Global Scientific Experts Convene in Cape Town to Report on Progress toward Tuberculosis Vaccines
CAPE TOWN – 25 March 2013 – At a time of growing global concern about the rising level of drug‐resistant strains of tuberculosis in South Africa and worldwide, the world’s top TB vaccine experts are meeting this week, the first time this scientific forum has been held in Africa, where they will present new research aimed at advancing development of vaccines against the deadly airborne disease.
Among the new findings being presented at the conference are the results of modeling study by the London School of Hygiene & Tropical Medicine that suggest new efficacious TB vaccines for adolescent and adults could alleviate up to 67 million (50‐83) cases and 8 million (5‐12) deaths by 2050 in the 22 high‐burden countries and is cost effective.

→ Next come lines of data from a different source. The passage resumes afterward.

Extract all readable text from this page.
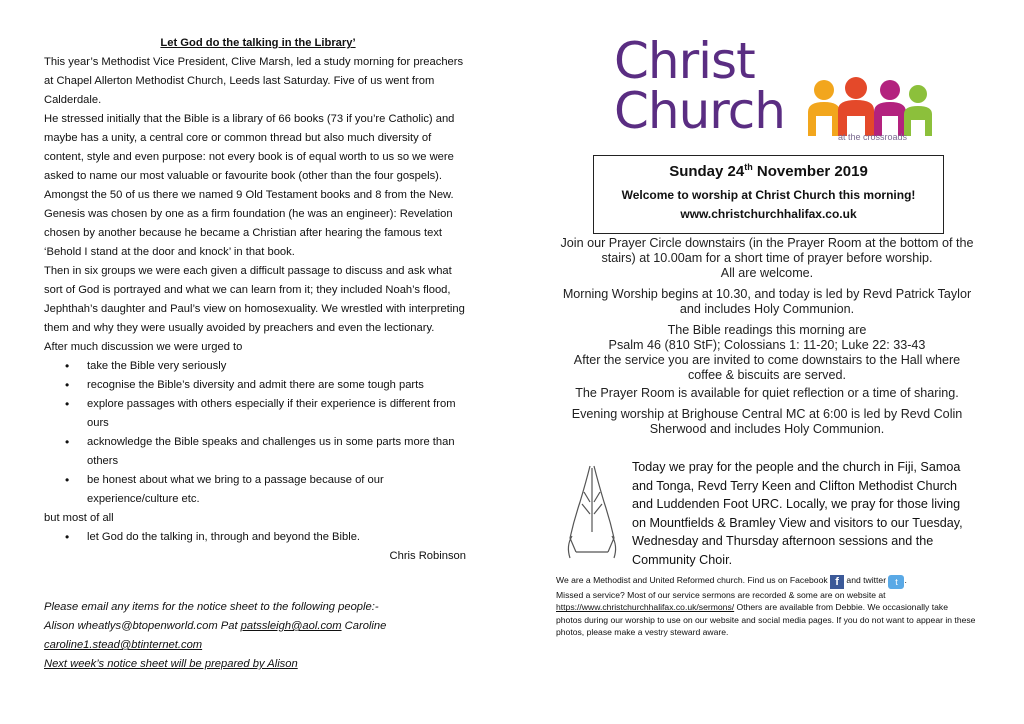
Let God do the talking in the Library’

This year’s Methodist Vice President, Clive Marsh, led a study morning for preachers at Chapel Allerton Methodist Church, Leeds last Saturday. Five of us went from Calderdale.

He stressed initially that the Bible is a library of 66 books (73 if you’re Catholic) and maybe has a unity, a central core or common thread but also much diversity of content, style and even purpose: not every book is of equal worth to us so we were asked to name our most valuable or favourite book (other than the four gospels). Amongst the 50 of us there we named 9 Old Testament books and 8 from the New. Genesis was chosen by one as a firm foundation (he was an engineer): Revelation chosen by another because he became a Christian after hearing the famous text ‘Behold I stand at the door and knock’ in that book.

Then in six groups we were each given a difficult passage to discuss and ask what sort of God is portrayed and what we can learn from it; they included Noah’s flood, Jephthah’s daughter and Paul’s view on homosexuality. We wrestled with interpreting them and why they were usually avoided by preachers and even the lectionary.

After much discussion we were urged to

• take the Bible very seriously
• recognise the Bible’s diversity and admit there are some tough parts
• explore passages with others especially if their experience is different from ours
• acknowledge the Bible speaks and challenges us in some parts more than others
• be honest about what we bring to a passage because of our experience/culture etc.

but most of all

• let God do the talking in, through and beyond the Bible.

Chris Robinson

Please email any items for the notice sheet to the following people:-

Alison wheatlys@btopenworld.com Pat patssleigh@aol.com Caroline

caroline1.stead@btinternet.com

Next week’s notice sheet will be prepared by Alison

Christ
Church	at the crossroads
Sunday 24th November 2019
Welcome to worship at Christ Church this morning!
www.christchurchhalifax.co.uk

Join our Prayer Circle downstairs (in the Prayer Room at the bottom of the stairs) at 10.00am for a short time of prayer before worship.
All are welcome.

Morning Worship begins at 10.30, and today is led by Revd Patrick Taylor and includes Holy Communion.

The Bible readings this morning are
Psalm 46 (810 StF); Colossians 1: 11-20; Luke 22: 33-43
After the service you are invited to come downstairs to the Hall where coffee & biscuits are served.

The Prayer Room is available for quiet reflection or a time of sharing.

Evening worship at Brighouse Central MC at 6:00 is led by Revd Colin Sherwood and includes Holy Communion.

Today we pray for the people and the church in Fiji, Samoa and Tonga, Revd Terry Keen and Clifton Methodist Church and Luddenden Foot URC. Locally, we pray for those living on Mountfields & Bramley View and visitors to our Tuesday, Wednesday and Thursday afternoon sessions and the Community Choir.
We are a Methodist and United Reformed church. Find us on Facebook f and twitter t .
Missed a service? Most of our service sermons are recorded & some are on website at
https://www.christchurchhalifax.co.uk/sermons/ Others are available from Debbie. We occasionally take photos during our worship to use on our website and social media pages. If you do not want to appear in these photos, please make a vestry steward aware.
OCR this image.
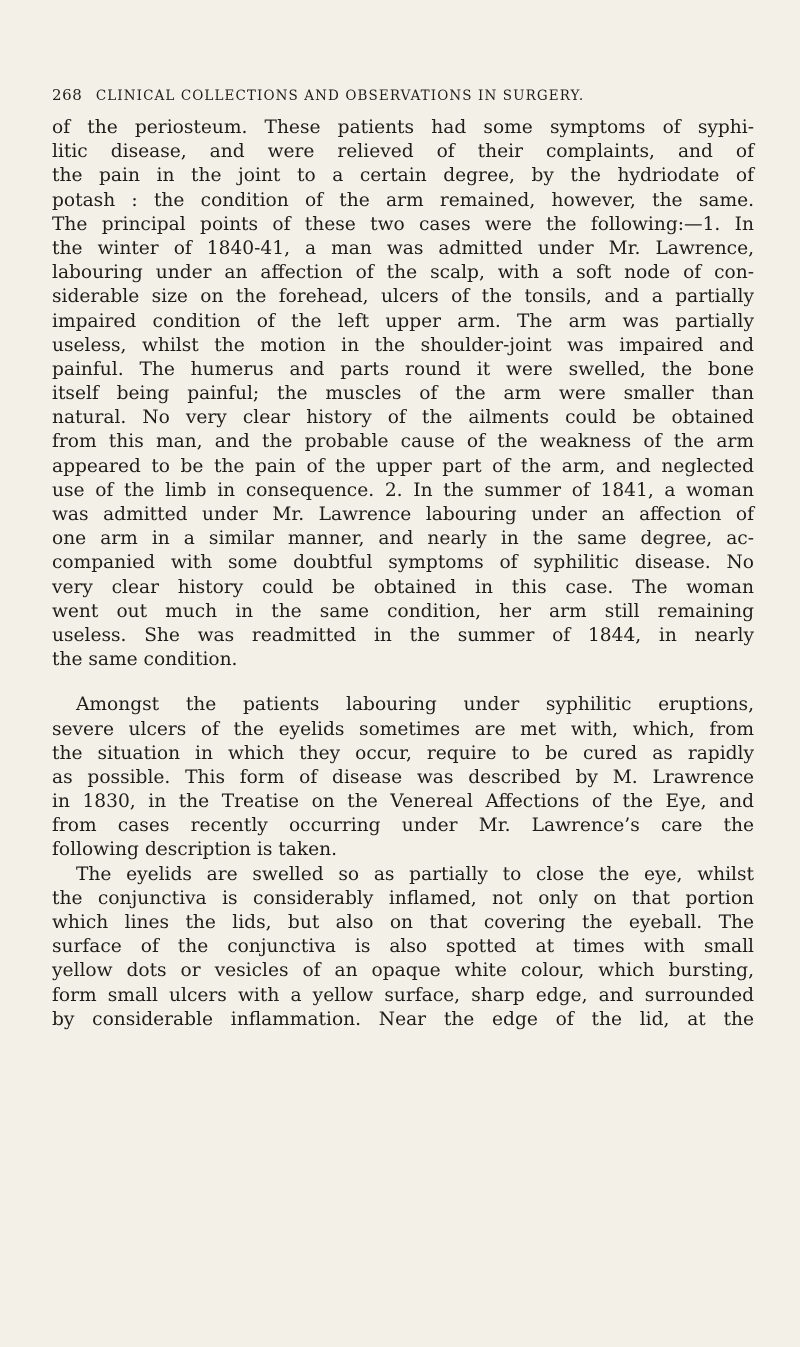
268 CLINICAL COLLECTIONS AND OBSERVATIONS IN SURGERY.
of the periosteum. These patients had some symptoms of syphi-
litic disease, and were relieved of their complaints, and of
the pain in the joint to a certain degree, by the hydriodate of
potash : the condition of the arm remained, however, the same.
The principal points of these two cases were the following:—1. In
the winter of 1840-41, a man was admitted under Mr. Lawrence,
labouring under an affection of the scalp, with a soft node of con-
siderable size on the forehead, ulcers of the tonsils, and a partially
impaired condition of the left upper arm. The arm was partially
useless, whilst the motion in the shoulder-joint was impaired and
painful. The humerus and parts round it were swelled, the bone
itself being painful; the muscles of the arm were smaller than
natural. No very clear history of the ailments could be obtained
from this man, and the probable cause of the weakness of the arm
appeared to be the pain of the upper part of the arm, and neglected
use of the limb in consequence. 2. In the summer of 1841, a woman
was admitted under Mr. Lawrence labouring under an affection of
one arm in a similar manner, and nearly in the same degree, ac-
companied with some doubtful symptoms of syphilitic disease. No
very clear history could be obtained in this case. The woman
went out much in the same condition, her arm still remaining
useless. She was readmitted in the summer of 1844, in nearly
the same condition.
Amongst the patients labouring under syphilitic eruptions,
severe ulcers of the eyelids sometimes are met with, which, from
the situation in which they occur, require to be cured as rapidly
as possible. This form of disease was described by M. Lrawrence
in 1830, in the Treatise on the Venereal Affections of the Eye, and
from cases recently occurring under Mr. Lawrence’s care the
following description is taken.
The eyelids are swelled so as partially to close the eye, whilst
the conjunctiva is considerably inflamed, not only on that portion
which lines the lids, but also on that covering the eyeball. The
surface of the conjunctiva is also spotted at times with small
yellow dots or vesicles of an opaque white colour, which bursting,
form small ulcers with a yellow surface, sharp edge, and surrounded
by considerable inflammation. Near the edge of the lid, at the
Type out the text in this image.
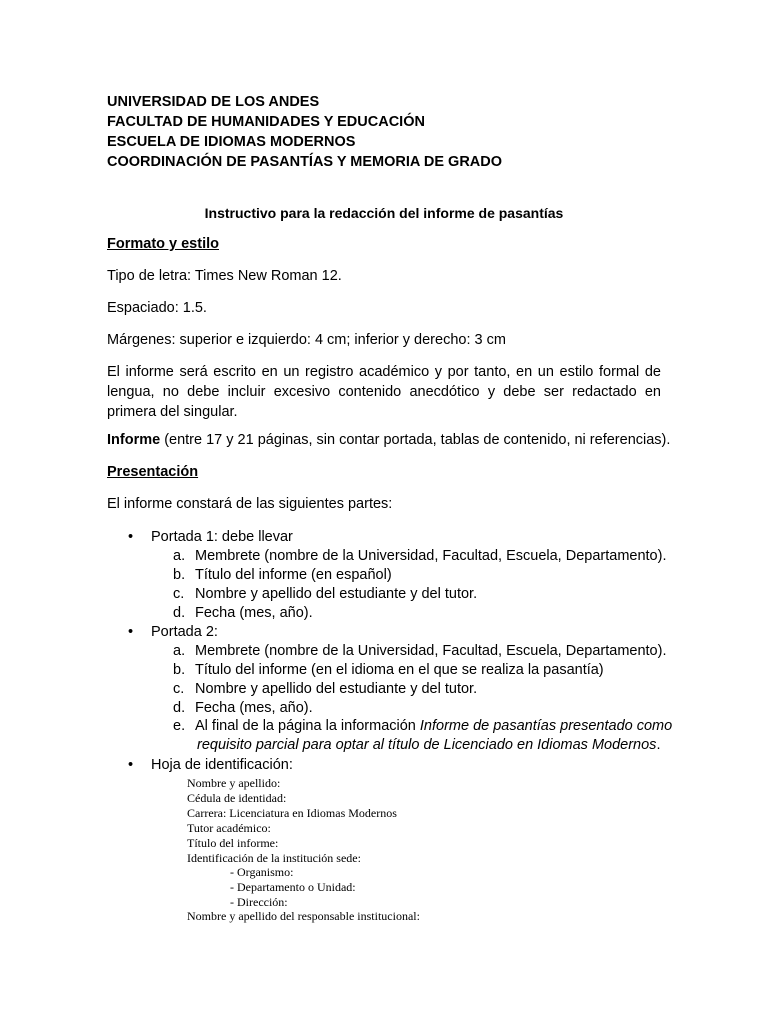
UNIVERSIDAD DE LOS ANDES
FACULTAD DE HUMANIDADES Y EDUCACIÓN
ESCUELA DE IDIOMAS MODERNOS
COORDINACIÓN DE PASANTÍAS Y MEMORIA DE GRADO
Instructivo para la redacción del informe de pasantías
Formato y estilo
Tipo de letra: Times New Roman 12.
Espaciado: 1.5.
Márgenes: superior e izquierdo: 4 cm; inferior y derecho: 3 cm
El informe será escrito en un registro académico y por tanto, en un estilo formal de lengua, no debe incluir excesivo contenido anecdótico y debe ser redactado en primera del singular.
Informe (entre 17 y 21 páginas, sin contar portada, tablas de contenido, ni referencias).
Presentación
El informe constará de las siguientes partes:
•
Portada 1: debe llevar
a. Membrete (nombre de la Universidad, Facultad, Escuela, Departamento).
b. Título del informe (en español)
c. Nombre y apellido del estudiante y del tutor.
d. Fecha (mes, año).
•
Portada 2:
a. Membrete (nombre de la Universidad, Facultad, Escuela, Departamento).
b. Título del informe (en el idioma en el que se realiza la pasantía)
c. Nombre y apellido del estudiante y del tutor.
d. Fecha (mes, año).
e. Al final de la página la información Informe de pasantías presentado como
requisito parcial para optar al título de Licenciado en Idiomas Modernos.
•
Hoja de identificación:
Nombre y apellido:
Cédula de identidad:
Carrera: Licenciatura en Idiomas Modernos
Tutor académico:
Título del informe:
Identificación de la institución sede:
- Organismo:
- Departamento o Unidad:
- Dirección:
Nombre y apellido del responsable institucional:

Further research results show that within the remit of vaccine research the medium term needs of countries such as South Africa are likely to be best served by developing and testing vaccines that would be effective in adolescents and adults. New TB vaccines are essential if high TB burden countries are to meet the 2050 TB elimination goal.
The Third Global Forum on TB Vaccines brings more than 250 scientists, researchers and TB advocates from all over the world on the heels of World TB Day. The World Health Organization and the Global Fund to Fight AIDS, TB and Malaria last week called for global action to fill a US$ 1.4 billion annual gap for TB research and development, “including clinical trials for new TB drugs, diagnostics and vaccines.”
"TB elimination can only be possible with intensified research and development particularly for new vaccines,” said Dr. Mario Raviglione, the Director of the WHO’s Stop TB Department. “This area has a major funding gap and we need a wake‐up call to investors to accelerate research efforts to make a potent TB vaccine a reality."
The conference will be held one year after the launch of a new global framework for TB vaccine development. It will provide a rich setting to strengthen collaboration and review progress in several areas including basic research, immunology, and clinical research in TB vaccine R&D.